Alors que la saison 2025 bat son plein, l’avenir de Miguel Oliveira sème le doute au sein du paddock MotoGP. Le pilote portugais, actuellement engagé chez Yamaha, est au centre de rumeurs persistantes l’envoyant chez Aprilia… mais pas en tant que titulaire. Ce serait plutôt pour un rôle de pilote d’essai en vue de la transition technique majeure de 2027, avec l’arrivée des moteurs 850cc. Une perspective que le principal intéressé ne semble pas du tout envisager favorablement.

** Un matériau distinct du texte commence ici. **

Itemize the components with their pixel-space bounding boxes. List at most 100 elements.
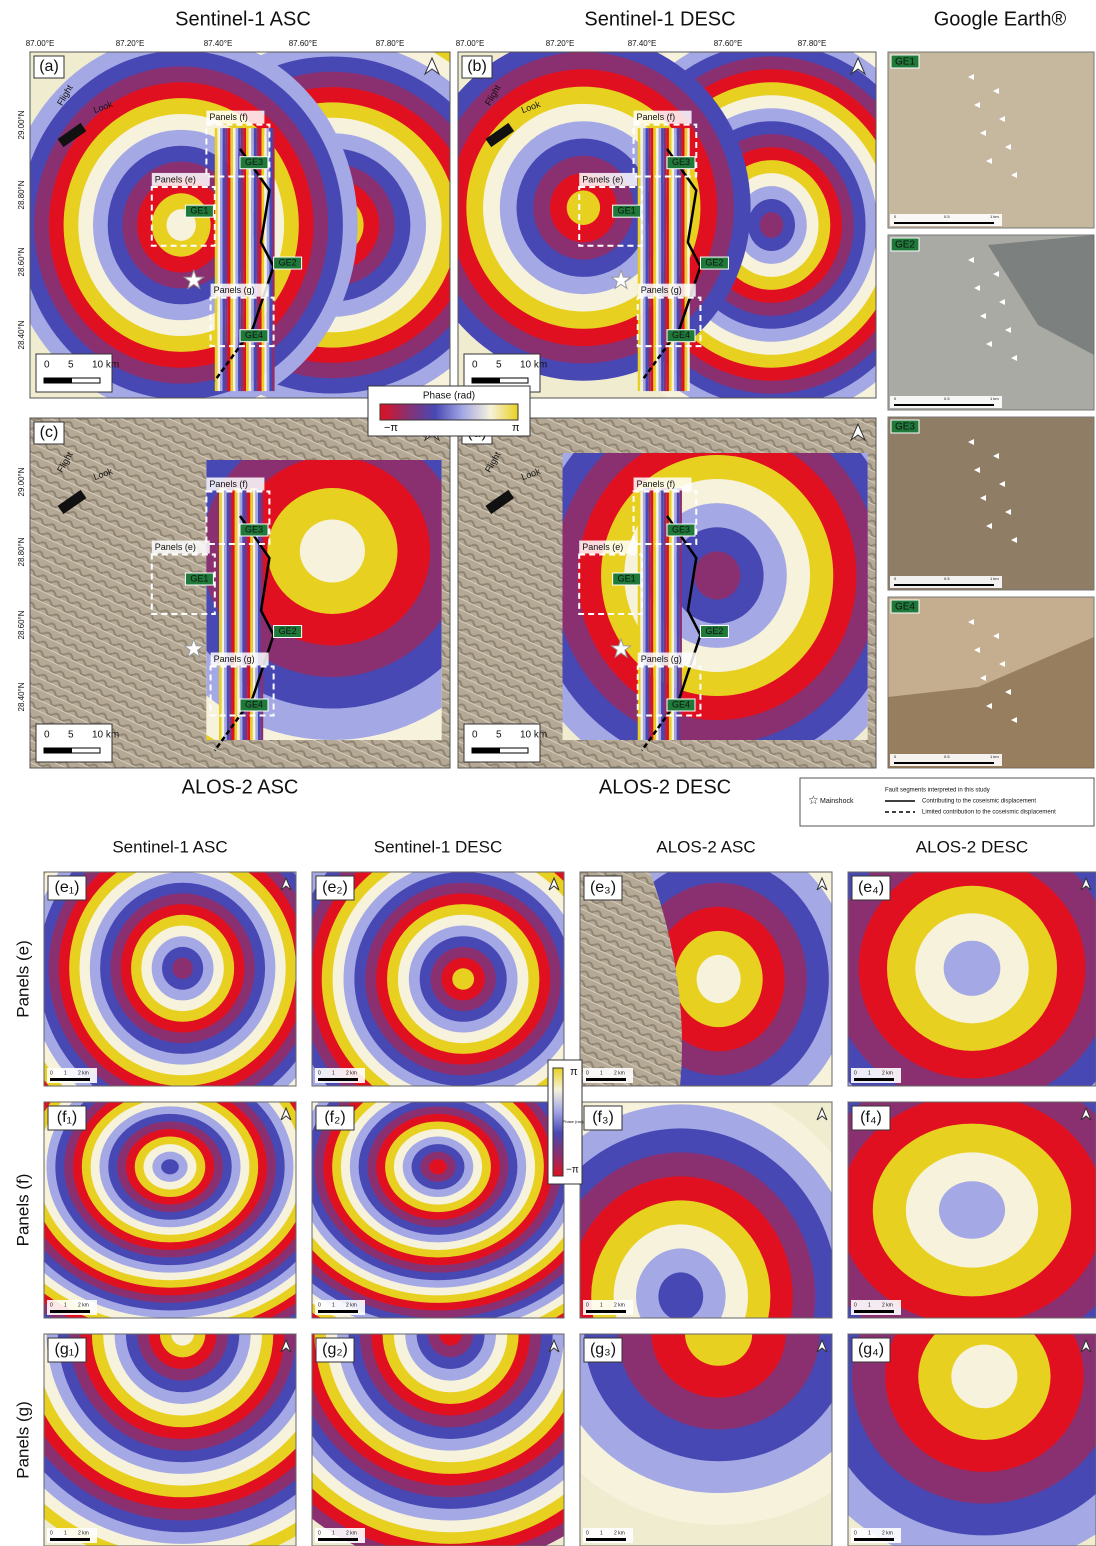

Oliveira claque la porte aux rumeurs : « Je veux courir ! »
Interrogé par Sky Sports lors du Grand Prix de Hongrie, où il a signé une 12e place – sa meilleure performance de la saison – Miguel Oliveira a tenu à clarifier son avenir : « Pas vraiment. Je veux courir ! ». Une déclaration limpide qui balaie l’idée de le voir endosser prochainement un rôle de test rider chez Aprilia.
Pourtant, les rumeurs sont tenaces. Avec les lignes bougeant pour 2026, le marché des transferts commence déjà à se figer : Jack Miller est pressenti pour retrouver une place forte chez Pramac Yamaha aux côtés de Toprak Razgatlioglu, et les opportunités s’amenuisent pour Oliveira. Mais le Portugais, cinq fois vainqueur en MotoGP, n’est pas prêt à accrocher son cuir. Son message reste clair : son objectif est toujours d’être sur la grille en 2026, et non dans le box à développer les prototypes pour d’autres.
Entre limitations techniques et enjeux politiques : un rôle de pilote d’essai devenu stratégique
Le tournant technologique majeur attendu en 2027, avec l’introduction des moteurs 850cc, rebat totalement les cartes. Pour les usines, le rôle des pilotes d’essai n’a jamais été aussi crucial : il s’agit de développer dès aujourd’hui des machines qui seront demain les standards. Aprilia, tout comme Ducati ou KTM, investissent lourdement dans leurs équipes de test, multipliant les roulages, les simulations et les retours en wild-cards.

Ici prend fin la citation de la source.